In the NFL, there is an assistant for every aspect of the game with the average staff consisting of 15 coaches.
The two most well known assistants are the offensive and defensive coordinators. These are the first people looked at when teams are planning on hiring a new head coach as it is the most similar role.
Offensive coordinators can have many different roles. In some cases, they are completely in charge of the offensive game plan and script a playbook for each game that they believe will be the most effective against an opposing defense. In other situations, the head coach might be in charge of calling the plays, in which case the coordinator plays more of an advisory role.
The defensive coordinator is in charge of choosing which scheme of play to run, whether it be man, zone, etc. Defensive coordinators study the opposing offenses tendencies so that he can prepare his players for certain formations and snap counts.

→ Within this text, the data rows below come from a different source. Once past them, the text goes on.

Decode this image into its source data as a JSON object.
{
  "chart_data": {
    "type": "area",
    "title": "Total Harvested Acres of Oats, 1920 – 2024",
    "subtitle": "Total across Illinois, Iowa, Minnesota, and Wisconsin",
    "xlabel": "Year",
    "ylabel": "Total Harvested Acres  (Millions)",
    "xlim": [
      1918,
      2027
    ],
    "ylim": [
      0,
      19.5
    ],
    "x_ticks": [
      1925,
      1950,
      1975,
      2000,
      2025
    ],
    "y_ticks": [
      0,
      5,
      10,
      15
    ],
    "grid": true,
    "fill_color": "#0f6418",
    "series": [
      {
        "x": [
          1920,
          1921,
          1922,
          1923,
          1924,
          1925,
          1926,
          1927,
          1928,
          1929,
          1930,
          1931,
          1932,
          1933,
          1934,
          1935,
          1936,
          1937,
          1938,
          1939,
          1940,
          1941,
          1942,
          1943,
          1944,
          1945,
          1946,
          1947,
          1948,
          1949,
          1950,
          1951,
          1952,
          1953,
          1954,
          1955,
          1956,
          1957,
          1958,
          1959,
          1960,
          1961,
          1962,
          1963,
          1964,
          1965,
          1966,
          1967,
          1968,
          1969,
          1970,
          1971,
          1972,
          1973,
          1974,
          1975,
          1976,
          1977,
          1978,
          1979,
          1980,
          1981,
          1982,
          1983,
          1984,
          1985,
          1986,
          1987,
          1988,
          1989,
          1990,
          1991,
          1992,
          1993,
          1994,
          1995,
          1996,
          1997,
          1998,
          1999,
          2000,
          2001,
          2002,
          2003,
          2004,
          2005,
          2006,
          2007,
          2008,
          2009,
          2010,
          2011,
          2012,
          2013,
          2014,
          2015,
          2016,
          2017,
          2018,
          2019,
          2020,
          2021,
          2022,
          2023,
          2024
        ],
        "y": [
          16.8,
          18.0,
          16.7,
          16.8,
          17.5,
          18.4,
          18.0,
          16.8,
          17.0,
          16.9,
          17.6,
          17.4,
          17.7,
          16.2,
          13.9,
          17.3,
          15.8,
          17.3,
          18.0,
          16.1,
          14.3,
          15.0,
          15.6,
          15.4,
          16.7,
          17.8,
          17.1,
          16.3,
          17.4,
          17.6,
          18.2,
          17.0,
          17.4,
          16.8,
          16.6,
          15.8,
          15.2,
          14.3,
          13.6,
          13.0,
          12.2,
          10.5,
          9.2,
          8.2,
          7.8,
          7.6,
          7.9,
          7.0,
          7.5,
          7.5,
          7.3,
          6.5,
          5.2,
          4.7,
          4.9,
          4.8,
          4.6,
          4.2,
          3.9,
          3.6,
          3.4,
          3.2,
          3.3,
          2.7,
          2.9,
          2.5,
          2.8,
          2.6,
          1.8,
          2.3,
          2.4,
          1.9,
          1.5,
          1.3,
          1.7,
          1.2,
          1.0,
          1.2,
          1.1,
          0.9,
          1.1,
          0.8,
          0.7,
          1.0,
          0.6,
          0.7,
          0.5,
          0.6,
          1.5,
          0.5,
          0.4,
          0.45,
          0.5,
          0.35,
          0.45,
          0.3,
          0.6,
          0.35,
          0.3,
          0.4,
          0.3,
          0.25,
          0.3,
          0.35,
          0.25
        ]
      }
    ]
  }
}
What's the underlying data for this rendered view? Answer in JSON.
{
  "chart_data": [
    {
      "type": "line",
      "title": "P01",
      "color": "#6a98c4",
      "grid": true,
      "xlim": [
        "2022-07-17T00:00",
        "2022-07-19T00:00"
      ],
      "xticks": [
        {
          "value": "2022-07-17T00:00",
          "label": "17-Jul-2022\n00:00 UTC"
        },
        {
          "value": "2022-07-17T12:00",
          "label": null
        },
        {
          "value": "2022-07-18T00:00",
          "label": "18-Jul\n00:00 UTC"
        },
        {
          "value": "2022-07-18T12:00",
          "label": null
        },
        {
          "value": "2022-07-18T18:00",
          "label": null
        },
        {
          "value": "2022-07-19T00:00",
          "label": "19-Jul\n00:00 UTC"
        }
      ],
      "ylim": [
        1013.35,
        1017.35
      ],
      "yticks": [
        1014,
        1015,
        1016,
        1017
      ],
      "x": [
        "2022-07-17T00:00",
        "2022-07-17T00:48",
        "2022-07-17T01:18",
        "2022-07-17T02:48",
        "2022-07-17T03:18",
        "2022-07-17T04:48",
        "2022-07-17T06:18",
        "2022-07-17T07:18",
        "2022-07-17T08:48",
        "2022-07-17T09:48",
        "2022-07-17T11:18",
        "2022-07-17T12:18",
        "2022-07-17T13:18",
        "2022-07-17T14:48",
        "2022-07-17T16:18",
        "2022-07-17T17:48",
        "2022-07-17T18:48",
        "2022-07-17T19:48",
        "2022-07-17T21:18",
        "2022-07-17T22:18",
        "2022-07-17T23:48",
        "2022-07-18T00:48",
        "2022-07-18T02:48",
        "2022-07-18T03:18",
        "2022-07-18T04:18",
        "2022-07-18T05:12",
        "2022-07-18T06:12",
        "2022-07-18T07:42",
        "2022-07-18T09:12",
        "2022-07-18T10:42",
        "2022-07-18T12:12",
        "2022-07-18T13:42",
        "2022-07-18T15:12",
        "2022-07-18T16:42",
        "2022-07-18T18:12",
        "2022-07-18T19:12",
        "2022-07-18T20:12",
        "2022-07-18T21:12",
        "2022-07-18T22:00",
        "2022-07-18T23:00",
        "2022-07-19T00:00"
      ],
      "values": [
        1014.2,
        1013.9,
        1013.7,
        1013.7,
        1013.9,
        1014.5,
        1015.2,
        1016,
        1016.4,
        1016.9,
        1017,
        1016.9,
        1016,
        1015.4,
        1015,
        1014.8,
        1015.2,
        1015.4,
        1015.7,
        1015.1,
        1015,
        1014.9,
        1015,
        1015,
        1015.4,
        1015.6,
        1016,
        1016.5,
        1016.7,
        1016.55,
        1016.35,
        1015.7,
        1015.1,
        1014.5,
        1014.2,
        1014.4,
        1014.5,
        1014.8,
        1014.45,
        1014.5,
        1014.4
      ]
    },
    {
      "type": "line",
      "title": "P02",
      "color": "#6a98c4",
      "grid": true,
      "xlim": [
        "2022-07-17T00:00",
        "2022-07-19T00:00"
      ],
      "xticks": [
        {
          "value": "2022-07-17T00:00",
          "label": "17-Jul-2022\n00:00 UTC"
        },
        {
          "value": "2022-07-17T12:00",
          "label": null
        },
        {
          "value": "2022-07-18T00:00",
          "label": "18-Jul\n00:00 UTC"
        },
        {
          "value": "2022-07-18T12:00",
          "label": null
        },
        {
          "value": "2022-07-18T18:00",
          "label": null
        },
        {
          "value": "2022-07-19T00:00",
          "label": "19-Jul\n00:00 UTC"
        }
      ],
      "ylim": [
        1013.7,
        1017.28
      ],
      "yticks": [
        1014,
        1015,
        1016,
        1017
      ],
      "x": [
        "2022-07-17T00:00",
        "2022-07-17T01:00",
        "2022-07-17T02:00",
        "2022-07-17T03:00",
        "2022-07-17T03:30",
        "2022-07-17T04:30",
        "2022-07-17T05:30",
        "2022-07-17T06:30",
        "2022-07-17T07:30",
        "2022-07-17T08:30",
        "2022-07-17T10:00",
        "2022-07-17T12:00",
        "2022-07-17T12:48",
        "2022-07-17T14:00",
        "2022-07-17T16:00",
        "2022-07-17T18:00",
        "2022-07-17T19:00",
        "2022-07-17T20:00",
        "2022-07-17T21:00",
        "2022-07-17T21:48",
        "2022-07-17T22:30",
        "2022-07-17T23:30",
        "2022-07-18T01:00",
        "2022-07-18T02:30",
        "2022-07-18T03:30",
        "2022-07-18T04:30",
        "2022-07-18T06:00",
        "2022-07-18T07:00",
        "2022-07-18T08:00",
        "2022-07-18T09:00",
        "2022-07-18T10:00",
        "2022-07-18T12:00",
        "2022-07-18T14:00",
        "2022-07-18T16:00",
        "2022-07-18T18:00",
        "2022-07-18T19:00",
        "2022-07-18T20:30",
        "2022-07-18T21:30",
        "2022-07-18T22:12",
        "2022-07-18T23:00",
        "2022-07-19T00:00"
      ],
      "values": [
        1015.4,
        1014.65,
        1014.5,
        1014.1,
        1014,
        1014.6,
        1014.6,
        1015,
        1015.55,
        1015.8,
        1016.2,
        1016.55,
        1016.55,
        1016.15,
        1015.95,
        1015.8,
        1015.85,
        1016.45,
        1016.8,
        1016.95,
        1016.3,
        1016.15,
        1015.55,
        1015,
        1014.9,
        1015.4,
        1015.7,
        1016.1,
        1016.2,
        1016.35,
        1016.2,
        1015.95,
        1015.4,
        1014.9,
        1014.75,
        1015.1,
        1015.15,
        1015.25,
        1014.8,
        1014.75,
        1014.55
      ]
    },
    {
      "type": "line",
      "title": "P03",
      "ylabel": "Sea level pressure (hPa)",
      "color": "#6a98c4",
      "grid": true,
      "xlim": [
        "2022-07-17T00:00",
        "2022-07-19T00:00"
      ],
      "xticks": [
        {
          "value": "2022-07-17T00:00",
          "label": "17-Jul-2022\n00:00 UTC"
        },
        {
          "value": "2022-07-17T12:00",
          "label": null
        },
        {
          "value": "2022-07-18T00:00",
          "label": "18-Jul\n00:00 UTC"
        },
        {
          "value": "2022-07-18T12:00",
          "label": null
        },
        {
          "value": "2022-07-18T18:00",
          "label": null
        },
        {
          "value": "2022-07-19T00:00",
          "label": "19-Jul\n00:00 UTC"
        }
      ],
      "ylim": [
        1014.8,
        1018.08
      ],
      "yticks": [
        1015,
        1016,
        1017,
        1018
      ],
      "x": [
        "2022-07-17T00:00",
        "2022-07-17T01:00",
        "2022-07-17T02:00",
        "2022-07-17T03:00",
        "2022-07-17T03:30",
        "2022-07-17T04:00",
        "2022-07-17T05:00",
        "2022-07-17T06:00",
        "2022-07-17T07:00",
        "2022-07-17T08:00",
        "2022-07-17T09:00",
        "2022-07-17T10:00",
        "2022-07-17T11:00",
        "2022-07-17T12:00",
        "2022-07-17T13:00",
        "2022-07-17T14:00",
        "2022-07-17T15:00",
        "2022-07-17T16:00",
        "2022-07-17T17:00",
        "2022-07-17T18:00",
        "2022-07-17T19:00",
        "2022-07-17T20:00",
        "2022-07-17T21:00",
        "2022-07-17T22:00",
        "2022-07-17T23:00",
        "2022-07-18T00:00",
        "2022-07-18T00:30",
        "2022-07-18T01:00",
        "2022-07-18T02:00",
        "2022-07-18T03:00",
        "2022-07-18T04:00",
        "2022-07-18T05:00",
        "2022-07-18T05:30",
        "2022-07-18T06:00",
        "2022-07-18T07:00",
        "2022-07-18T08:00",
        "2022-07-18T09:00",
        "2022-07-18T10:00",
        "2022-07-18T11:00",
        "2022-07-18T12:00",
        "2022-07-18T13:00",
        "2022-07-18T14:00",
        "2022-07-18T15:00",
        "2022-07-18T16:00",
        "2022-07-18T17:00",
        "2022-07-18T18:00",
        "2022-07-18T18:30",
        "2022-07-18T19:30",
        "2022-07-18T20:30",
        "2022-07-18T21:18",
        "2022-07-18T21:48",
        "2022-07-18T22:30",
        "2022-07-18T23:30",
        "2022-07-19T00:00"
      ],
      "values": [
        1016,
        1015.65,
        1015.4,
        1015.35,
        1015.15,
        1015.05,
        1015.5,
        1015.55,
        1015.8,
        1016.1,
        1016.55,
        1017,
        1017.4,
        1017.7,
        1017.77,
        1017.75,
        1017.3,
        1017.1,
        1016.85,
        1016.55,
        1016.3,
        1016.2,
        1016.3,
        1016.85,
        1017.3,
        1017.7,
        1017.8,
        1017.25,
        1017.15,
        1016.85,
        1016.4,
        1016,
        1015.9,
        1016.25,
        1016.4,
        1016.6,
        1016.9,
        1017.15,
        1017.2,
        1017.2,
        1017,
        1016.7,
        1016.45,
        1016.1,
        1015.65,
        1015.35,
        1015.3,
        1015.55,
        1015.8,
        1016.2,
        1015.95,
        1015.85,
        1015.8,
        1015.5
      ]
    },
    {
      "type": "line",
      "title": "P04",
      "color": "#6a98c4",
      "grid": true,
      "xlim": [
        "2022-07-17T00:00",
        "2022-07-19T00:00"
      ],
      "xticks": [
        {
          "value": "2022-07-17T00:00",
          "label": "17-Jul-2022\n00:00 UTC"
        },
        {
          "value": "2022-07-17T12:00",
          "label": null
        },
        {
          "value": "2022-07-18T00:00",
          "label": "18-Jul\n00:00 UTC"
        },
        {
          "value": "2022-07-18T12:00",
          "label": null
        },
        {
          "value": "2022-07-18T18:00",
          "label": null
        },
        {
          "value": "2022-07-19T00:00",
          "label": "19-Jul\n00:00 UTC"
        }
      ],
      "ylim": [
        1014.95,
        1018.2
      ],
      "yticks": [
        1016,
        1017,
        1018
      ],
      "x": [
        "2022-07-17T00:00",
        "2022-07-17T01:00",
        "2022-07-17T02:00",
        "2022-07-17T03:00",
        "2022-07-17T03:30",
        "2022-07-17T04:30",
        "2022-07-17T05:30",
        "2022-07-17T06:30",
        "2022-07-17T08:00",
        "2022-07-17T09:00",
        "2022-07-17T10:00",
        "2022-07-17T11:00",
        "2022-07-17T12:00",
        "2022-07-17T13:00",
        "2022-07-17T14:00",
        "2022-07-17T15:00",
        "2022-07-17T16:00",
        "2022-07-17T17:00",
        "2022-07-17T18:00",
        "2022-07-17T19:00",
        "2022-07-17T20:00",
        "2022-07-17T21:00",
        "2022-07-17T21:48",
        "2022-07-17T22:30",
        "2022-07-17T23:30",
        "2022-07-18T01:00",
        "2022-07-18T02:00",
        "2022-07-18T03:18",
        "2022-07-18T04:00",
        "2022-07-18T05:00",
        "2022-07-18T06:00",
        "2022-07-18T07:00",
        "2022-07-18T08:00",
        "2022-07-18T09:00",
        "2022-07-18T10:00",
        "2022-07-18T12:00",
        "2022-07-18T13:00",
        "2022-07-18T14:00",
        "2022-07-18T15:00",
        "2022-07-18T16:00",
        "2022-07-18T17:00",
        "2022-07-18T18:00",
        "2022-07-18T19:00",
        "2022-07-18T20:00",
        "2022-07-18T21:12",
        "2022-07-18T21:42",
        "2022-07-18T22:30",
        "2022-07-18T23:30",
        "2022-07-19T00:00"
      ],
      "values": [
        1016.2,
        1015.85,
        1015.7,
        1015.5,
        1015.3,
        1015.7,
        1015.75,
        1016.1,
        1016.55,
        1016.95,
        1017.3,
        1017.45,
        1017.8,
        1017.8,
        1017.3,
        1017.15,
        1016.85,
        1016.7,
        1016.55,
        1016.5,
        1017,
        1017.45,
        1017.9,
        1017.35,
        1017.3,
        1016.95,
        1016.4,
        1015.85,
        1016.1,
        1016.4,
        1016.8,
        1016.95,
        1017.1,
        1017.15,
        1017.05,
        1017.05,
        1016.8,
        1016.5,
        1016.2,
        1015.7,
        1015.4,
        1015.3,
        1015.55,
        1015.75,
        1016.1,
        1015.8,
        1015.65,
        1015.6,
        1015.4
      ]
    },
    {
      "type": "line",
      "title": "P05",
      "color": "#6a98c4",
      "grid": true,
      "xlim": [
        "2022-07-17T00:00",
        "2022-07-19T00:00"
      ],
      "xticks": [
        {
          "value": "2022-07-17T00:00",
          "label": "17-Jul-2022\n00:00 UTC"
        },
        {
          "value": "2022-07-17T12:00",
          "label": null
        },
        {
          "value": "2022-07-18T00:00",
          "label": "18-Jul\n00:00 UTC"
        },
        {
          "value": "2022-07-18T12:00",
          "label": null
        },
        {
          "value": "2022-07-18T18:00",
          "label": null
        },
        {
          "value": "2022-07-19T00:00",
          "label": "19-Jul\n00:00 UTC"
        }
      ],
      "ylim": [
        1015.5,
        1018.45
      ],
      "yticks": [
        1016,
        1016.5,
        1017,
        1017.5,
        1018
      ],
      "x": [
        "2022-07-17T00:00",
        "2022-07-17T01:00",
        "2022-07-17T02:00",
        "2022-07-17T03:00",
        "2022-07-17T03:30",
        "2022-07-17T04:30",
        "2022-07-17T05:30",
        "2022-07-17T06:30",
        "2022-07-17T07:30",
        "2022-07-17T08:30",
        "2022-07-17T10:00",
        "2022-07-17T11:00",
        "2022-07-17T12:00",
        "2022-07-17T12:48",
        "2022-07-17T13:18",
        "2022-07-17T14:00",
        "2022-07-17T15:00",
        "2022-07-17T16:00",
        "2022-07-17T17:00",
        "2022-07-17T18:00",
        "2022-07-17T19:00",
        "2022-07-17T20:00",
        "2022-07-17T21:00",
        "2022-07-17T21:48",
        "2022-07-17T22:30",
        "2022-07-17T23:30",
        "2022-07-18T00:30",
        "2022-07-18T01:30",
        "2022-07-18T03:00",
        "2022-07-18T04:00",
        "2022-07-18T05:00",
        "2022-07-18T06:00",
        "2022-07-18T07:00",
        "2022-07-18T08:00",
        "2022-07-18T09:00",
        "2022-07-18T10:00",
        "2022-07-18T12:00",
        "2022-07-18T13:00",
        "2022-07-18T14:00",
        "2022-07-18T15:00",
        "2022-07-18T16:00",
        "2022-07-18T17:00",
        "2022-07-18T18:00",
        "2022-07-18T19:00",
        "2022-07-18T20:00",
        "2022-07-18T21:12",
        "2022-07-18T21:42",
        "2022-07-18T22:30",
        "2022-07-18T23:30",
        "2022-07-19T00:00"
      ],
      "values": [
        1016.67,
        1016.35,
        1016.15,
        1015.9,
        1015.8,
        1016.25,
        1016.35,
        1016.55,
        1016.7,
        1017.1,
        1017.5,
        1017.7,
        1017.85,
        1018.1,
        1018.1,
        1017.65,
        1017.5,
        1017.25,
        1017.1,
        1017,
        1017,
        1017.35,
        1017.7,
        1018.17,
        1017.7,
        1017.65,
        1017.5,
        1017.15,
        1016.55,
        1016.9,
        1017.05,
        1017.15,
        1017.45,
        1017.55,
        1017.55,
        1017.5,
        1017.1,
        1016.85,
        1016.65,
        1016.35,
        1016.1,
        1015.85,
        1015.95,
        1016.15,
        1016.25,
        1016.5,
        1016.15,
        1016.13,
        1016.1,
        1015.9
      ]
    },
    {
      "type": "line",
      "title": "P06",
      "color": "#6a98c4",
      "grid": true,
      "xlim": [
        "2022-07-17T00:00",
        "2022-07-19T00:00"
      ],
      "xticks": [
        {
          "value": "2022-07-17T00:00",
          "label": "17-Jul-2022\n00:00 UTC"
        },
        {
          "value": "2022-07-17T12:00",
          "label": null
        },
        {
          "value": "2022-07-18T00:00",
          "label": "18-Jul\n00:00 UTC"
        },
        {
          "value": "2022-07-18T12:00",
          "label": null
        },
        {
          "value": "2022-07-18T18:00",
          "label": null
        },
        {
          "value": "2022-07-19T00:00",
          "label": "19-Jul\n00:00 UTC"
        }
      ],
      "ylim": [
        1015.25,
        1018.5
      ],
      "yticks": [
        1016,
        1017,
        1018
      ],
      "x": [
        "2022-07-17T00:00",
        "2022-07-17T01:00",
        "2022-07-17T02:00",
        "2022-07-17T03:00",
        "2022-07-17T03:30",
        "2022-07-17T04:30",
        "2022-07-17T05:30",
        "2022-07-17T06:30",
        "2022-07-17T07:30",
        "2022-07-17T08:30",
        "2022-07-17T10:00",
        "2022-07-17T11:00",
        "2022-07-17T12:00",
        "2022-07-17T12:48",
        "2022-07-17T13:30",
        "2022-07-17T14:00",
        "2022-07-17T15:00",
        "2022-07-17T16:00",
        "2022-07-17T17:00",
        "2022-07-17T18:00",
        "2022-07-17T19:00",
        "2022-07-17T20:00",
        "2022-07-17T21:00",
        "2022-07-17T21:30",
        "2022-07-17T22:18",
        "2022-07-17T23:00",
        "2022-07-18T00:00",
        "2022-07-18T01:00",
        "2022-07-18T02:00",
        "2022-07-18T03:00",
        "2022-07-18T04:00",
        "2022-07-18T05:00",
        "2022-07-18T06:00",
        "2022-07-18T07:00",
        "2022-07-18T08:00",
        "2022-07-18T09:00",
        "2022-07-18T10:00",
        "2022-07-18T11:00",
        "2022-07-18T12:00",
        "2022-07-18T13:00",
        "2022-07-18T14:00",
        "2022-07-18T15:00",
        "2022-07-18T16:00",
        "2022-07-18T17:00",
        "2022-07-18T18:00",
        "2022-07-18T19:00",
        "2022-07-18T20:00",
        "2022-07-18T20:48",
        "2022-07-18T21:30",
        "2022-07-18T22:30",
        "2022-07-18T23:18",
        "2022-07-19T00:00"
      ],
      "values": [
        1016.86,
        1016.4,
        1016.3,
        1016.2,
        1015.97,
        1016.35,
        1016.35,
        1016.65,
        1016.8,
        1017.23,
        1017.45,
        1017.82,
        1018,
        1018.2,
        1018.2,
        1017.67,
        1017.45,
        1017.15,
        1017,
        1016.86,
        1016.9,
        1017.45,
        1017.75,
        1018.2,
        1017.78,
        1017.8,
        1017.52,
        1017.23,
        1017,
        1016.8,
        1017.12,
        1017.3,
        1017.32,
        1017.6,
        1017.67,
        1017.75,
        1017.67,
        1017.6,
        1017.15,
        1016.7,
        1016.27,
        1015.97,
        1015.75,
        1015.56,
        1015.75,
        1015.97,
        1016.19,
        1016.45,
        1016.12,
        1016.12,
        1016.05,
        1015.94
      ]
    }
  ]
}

Each team has a special teams coach in charge of the kicking, punting, and returning aspects of the game. While not every special teams play appears to be significant, the teams with the best special teams units are almost always more successful.
There is also a coach for each positional group, one for quarterbacks, receivers/halfbacks, offensive and defensive line, linebacker, and secondary. These coaches are more specialized and focus on fundamentals rather than the big picture of a game.
Lastly, teams have strength coaches who help them to improve in the weight room, providing motivation while creating a plan in order to maximize muscular output.